16.2 BOOTP Packet Format

16.2 BOOTP Packet Format

BOOTP requests and replies are encapsulated in UDP datagrams, as shown in Figure 16.1.

Figure 16.1. Encapsulation of BOOTP requests and replies within a UDP datagram.

Figure 16.2 shows the format of the 300-byte BOOTP request and reply.

Figure 16.2. Format of BOOTP request and reply.

Opcode is 1 for a request and 2 for a reply. The hardware type field is 1 for a 10 Mbits/sec Ethernet, the same value that is in the field of the same name in an ARP request or reply (Figure 4.3). Similarly, the hardware address length is 6 bytes for an Ethernet.

The hop count is set to 0 by the client, but can be used by a proxy server (described in Section 16.5).

The transaction ID is a 32-bit integer set by the client and returned by the server. This lets the client match a response with a request. The client should set this to a random number for each request.

Number of seconds can be set by the client to the time since it started trying to bootstrap. The servers can look at this value, and perhaps a secondary server for a client won't respond until the number of seconds has exceeded some value, implying that the client's primary server is down.

If the client already knows its IP address, it fills in the client IP address. Otherwise, the client sets this to 0. In the latter case the server fills in your IP address with the client's IP address. The server IP address is filled in by the server. If a proxy server is used (Section 16.5), that proxy server fills in its gateway IP address.

The client must set its client hardware address. Although this is the same value as in the Ethernet header, by placing the field in the UDP datagram also, it is easily available to any user process (e.g., a BOOTP server) that receives the datagram. It is normally much harder (or impossible ) for a process reading UDP datagrams to determine the fields in the Ethernet header that carried the UDP datagram.

The server hostname is a null terminated string that is optionally filled in by the server. The server can also fill in the boot filename with the fully qualified, null terminated pathname of a file to bootstrap from.

The vendor-specific area is used for various extensions to BOOTP. Section 16.6 describes some of these extensions.

When a client is bootstrapping using BOOTP (an opcode of 1) the request is normally a link-layer broadcast and the destination IP address in the IP header is normally 255.255.255.255 (the limited broadcast, Section 12.2). The source IP address is often 0.0.0.0 since the client does not know its own IP address yet. Recall from Figure 3.9 that 0.0.0.0 is a valid source IP address when a system is bootstrapping itself.

Port Numbers

There are two well-known ports for BOOTP: 67 for the server and 68 for the client. This means the client does not choose an unused ephemeral port, but uses 68 instead. The reason two port numbers were chosen , instead of just one for the server, is that a server's reply can be (but normally isn't) broadcast.
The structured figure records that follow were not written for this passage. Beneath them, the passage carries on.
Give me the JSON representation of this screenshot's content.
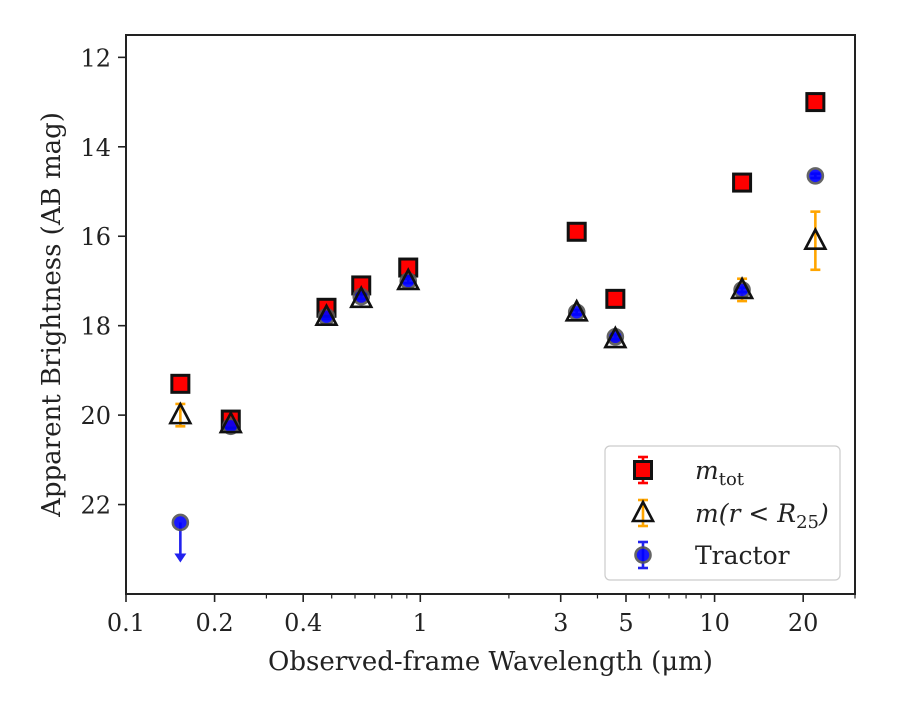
{
  "chart_data": {
    "type": "scatter",
    "title": "",
    "xlabel": "Observed-frame Wavelength (μm)",
    "ylabel": "Apparent Brightness (AB mag)",
    "xscale": "log",
    "xlim": [
      0.1,
      30
    ],
    "ylim": [
      24.0,
      11.5
    ],
    "y_inverted": true,
    "grid": false,
    "legend_position": "bottom-right",
    "x_ticks": [
      {
        "value": 0.1,
        "label": "0.1"
      },
      {
        "value": 0.2,
        "label": "0.2"
      },
      {
        "value": 0.4,
        "label": "0.4"
      },
      {
        "value": 1,
        "label": "1"
      },
      {
        "value": 3,
        "label": "3"
      },
      {
        "value": 5,
        "label": "5"
      },
      {
        "value": 10,
        "label": "10"
      },
      {
        "value": 20,
        "label": "20"
      }
    ],
    "y_ticks": [
      {
        "value": 12,
        "label": "12"
      },
      {
        "value": 14,
        "label": "14"
      },
      {
        "value": 16,
        "label": "16"
      },
      {
        "value": 18,
        "label": "18"
      },
      {
        "value": 20,
        "label": "20"
      },
      {
        "value": 22,
        "label": "22"
      }
    ],
    "series": [
      {
        "name": "m_tot",
        "legend_main": "m",
        "legend_sub": "tot",
        "marker": "square",
        "fill": "#ff0000",
        "edge": "#111111",
        "errcolor": "#ff0000",
        "points": [
          {
            "x": 0.153,
            "y": 19.3,
            "err": 0.05
          },
          {
            "x": 0.227,
            "y": 20.1,
            "err": 0.08
          },
          {
            "x": 0.48,
            "y": 17.6,
            "err": 0.05
          },
          {
            "x": 0.63,
            "y": 17.1,
            "err": 0.05
          },
          {
            "x": 0.91,
            "y": 16.7,
            "err": 0.05
          },
          {
            "x": 3.4,
            "y": 15.9,
            "err": 0.05
          },
          {
            "x": 4.6,
            "y": 17.4,
            "err": 0.05
          },
          {
            "x": 12.4,
            "y": 14.8,
            "err": 0.05
          },
          {
            "x": 22.0,
            "y": 13.0,
            "err": 0.05
          }
        ]
      },
      {
        "name": "m(r < R25)",
        "legend_main": "m(r < R",
        "legend_sub": "25",
        "legend_close": ")",
        "marker": "triangle",
        "fill": "none",
        "edge": "#111111",
        "errcolor": "#ffa500",
        "points": [
          {
            "x": 0.153,
            "y": 20.0,
            "err": 0.25
          },
          {
            "x": 0.227,
            "y": 20.2,
            "err": 0.05
          },
          {
            "x": 0.48,
            "y": 17.8,
            "err": 0.05
          },
          {
            "x": 0.63,
            "y": 17.4,
            "err": 0.05
          },
          {
            "x": 0.91,
            "y": 17.0,
            "err": 0.05
          },
          {
            "x": 3.4,
            "y": 17.7,
            "err": 0.05
          },
          {
            "x": 4.6,
            "y": 18.3,
            "err": 0.05
          },
          {
            "x": 12.4,
            "y": 17.2,
            "err": 0.25
          },
          {
            "x": 22.0,
            "y": 16.1,
            "err": 0.65
          }
        ]
      },
      {
        "name": "Tractor",
        "legend_main": "Tractor",
        "marker": "circle",
        "fill": "#0000ff",
        "edge": "#555555",
        "errcolor": "#2222ee",
        "points": [
          {
            "x": 0.153,
            "y": 22.4,
            "upper_limit": true
          },
          {
            "x": 0.227,
            "y": 20.25,
            "err": 0.05
          },
          {
            "x": 0.48,
            "y": 17.8,
            "err": 0.05
          },
          {
            "x": 0.63,
            "y": 17.35,
            "err": 0.05
          },
          {
            "x": 0.91,
            "y": 17.0,
            "err": 0.05
          },
          {
            "x": 3.4,
            "y": 17.7,
            "err": 0.05
          },
          {
            "x": 4.6,
            "y": 18.25,
            "err": 0.05
          },
          {
            "x": 12.4,
            "y": 17.2,
            "err": 0.05
          },
          {
            "x": 22.0,
            "y": 14.65,
            "err": 0.05
          }
        ]
      }
    ]
  }
}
If the server's reply were broadcast, and if the client were to choose an ephemeral port number, these broadcasts would also be received by other applications on other hosts that happen to be using the same ephemeral port number. Hence, it is considered bad form to broadcast to a random (i.e., ephemeral) port number.

If the client also used the server's well-known port (67) as its port, then all servers on the network are awakened to look at each broadcast reply. (If all the servers were awakened, they would examine the opcode, see that it's a reply and not a request, and go back to sleep.) Therefore the choice was made to have all clients use a single well-known port that differs from the server's well-known port.

If multiple clients are bootstrapping at the same time, and if the server broadcasts the replies, each client sees the replies intended for the other clients. The clients can use the transaction ID field in the BOOTP header to match replies with requests, or the client can examine the returned client hardware address.